27th March 2017


You’d be forgiven for having a sense of déjà vu when reading the phrase “beyond the cookie.” Haven’t we had this debate already? Well, yes, we have. In 2011, the EU ePrivacy Directive (often known as the Cookie Law) required publishers to notify consumers about the use of third-party cookies and to provide them with an opt-out. Many of us feared that this new era of transparency and control would cause a plummet in cookie-data volumes for use in behavioral targeting, but it wasn’t the case. Far from obsolete, online advertisers continue to rely on cookies for audience targeting, attribution, and consumer insight. And so they should—because cookies continue to provide a simple, scalable, and precise solution for all of the above.

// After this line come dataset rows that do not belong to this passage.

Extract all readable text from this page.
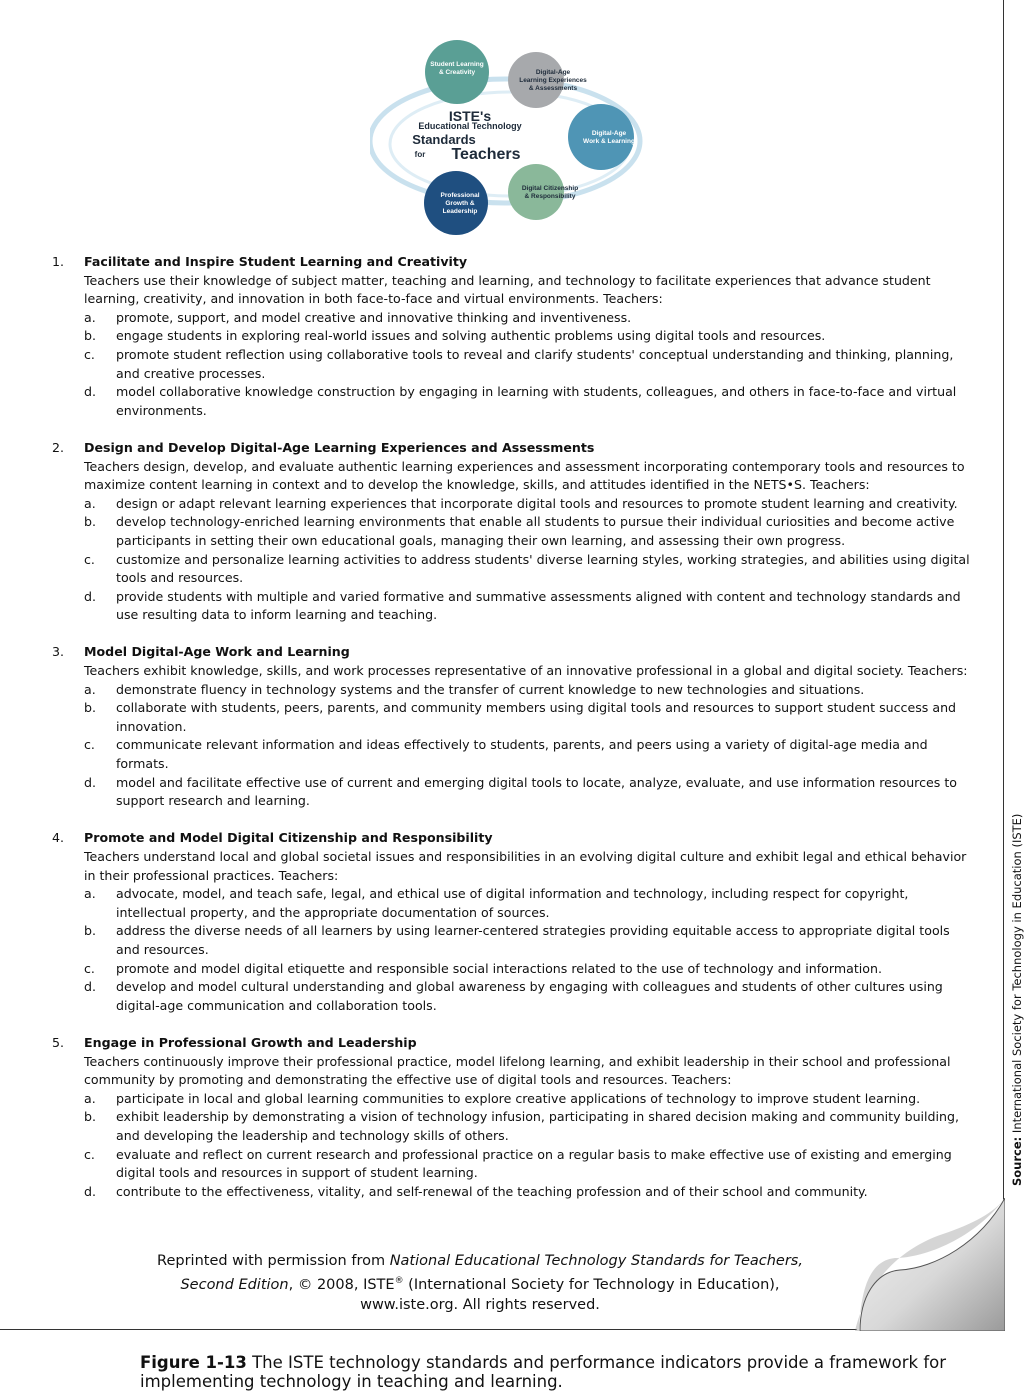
ISTE's
Educational Technology
Standards
for Teachers
Student Learning
& Creativity	Digital-Age
Learning Experiences
& Assessments
Digital-Age
Work & Learning
Digital Citizenship
& Responsibility
Professional
Growth &
Leadership
1. Facilitate and Inspire Student Learning and Creativity
Teachers use their knowledge of subject matter, teaching and learning, and technology to facilitate experiences that advance student learning, creativity, and innovation in both face-to-face and virtual environments. Teachers:
a. promote, support, and model creative and innovative thinking and inventiveness.
b. engage students in exploring real-world issues and solving authentic problems using digital tools and resources.
c. promote student reflection using collaborative tools to reveal and clarify students' conceptual understanding and thinking, planning, and creative processes.
d. model collaborative knowledge construction by engaging in learning with students, colleagues, and others in face-to-face and virtual environments.
2. Design and Develop Digital-Age Learning Experiences and Assessments
Teachers design, develop, and evaluate authentic learning experiences and assessment incorporating contemporary tools and resources to maximize content learning in context and to develop the knowledge, skills, and attitudes identified in the NETS•S. Teachers:
a. design or adapt relevant learning experiences that incorporate digital tools and resources to promote student learning and creativity.
b. develop technology-enriched learning environments that enable all students to pursue their individual curiosities and become active participants in setting their own educational goals, managing their own learning, and assessing their own progress.
c. customize and personalize learning activities to address students' diverse learning styles, working strategies, and abilities using digital tools and resources.
d. provide students with multiple and varied formative and summative assessments aligned with content and technology standards and use resulting data to inform learning and teaching.
3. Model Digital-Age Work and Learning
Teachers exhibit knowledge, skills, and work processes representative of an innovative professional in a global and digital society. Teachers:
a. demonstrate fluency in technology systems and the transfer of current knowledge to new technologies and situations.
b. collaborate with students, peers, parents, and community members using digital tools and resources to support student success and innovation.
c. communicate relevant information and ideas effectively to students, parents, and peers using a variety of digital-age media and formats.
d. model and facilitate effective use of current and emerging digital tools to locate, analyze, evaluate, and use information resources to support research and learning.
4. Promote and Model Digital Citizenship and Responsibility
Teachers understand local and global societal issues and responsibilities in an evolving digital culture and exhibit legal and ethical behavior in their professional practices. Teachers:
a. advocate, model, and teach safe, legal, and ethical use of digital information and technology, including respect for copyright, intellectual property, and the appropriate documentation of sources.
b. address the diverse needs of all learners by using learner-centered strategies providing equitable access to appropriate digital tools and resources.
c. promote and model digital etiquette and responsible social interactions related to the use of technology and information.
d. develop and model cultural understanding and global awareness by engaging with colleagues and students of other cultures using digital-age communication and collaboration tools.
5. Engage in Professional Growth and Leadership
Teachers continuously improve their professional practice, model lifelong learning, and exhibit leadership in their school and professional community by promoting and demonstrating the effective use of digital tools and resources. Teachers:
a. participate in local and global learning communities to explore creative applications of technology to improve student learning.
b. exhibit leadership by demonstrating a vision of technology infusion, participating in shared decision making and community building, and developing the leadership and technology skills of others.
c. evaluate and reflect on current research and professional practice on a regular basis to make effective use of existing and emerging digital tools and resources in support of student learning.
d. contribute to the effectiveness, vitality, and self-renewal of the teaching profession and of their school and community.
Reprinted with permission from National Educational Technology Standards for Teachers,
Second Edition, © 2008, ISTE® (International Society for Technology in Education),
www.iste.org. All rights reserved.
Source: International Society for Technology in Education (ISTE)
Figure 1-13 The ISTE technology standards and performance indicators provide a framework for implementing technology in teaching and learning.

Now a new threat looms. In 2018, the General Data Protection Regulation (GDPR) will raise the stakes again—its scope spans the full gamut of online identifiers and ramps up the level of choice and control that consumers will have in relation to their data. Crucially, it is likely to classify cookies as personal data. The implications of this are considerable—as are the fines that businesses will incur if they don’t comply.

This is not the death of the cookie, but it is certainly a major threat to the current way in which marketers are approaching online data. Marketers will need to adapt their strategy and their systems as a result—but they should view this as an opportunity as well as a threat. GDPR should encourage us to explore more innovative types of data and, ultimately, employ a more diverse data strategy.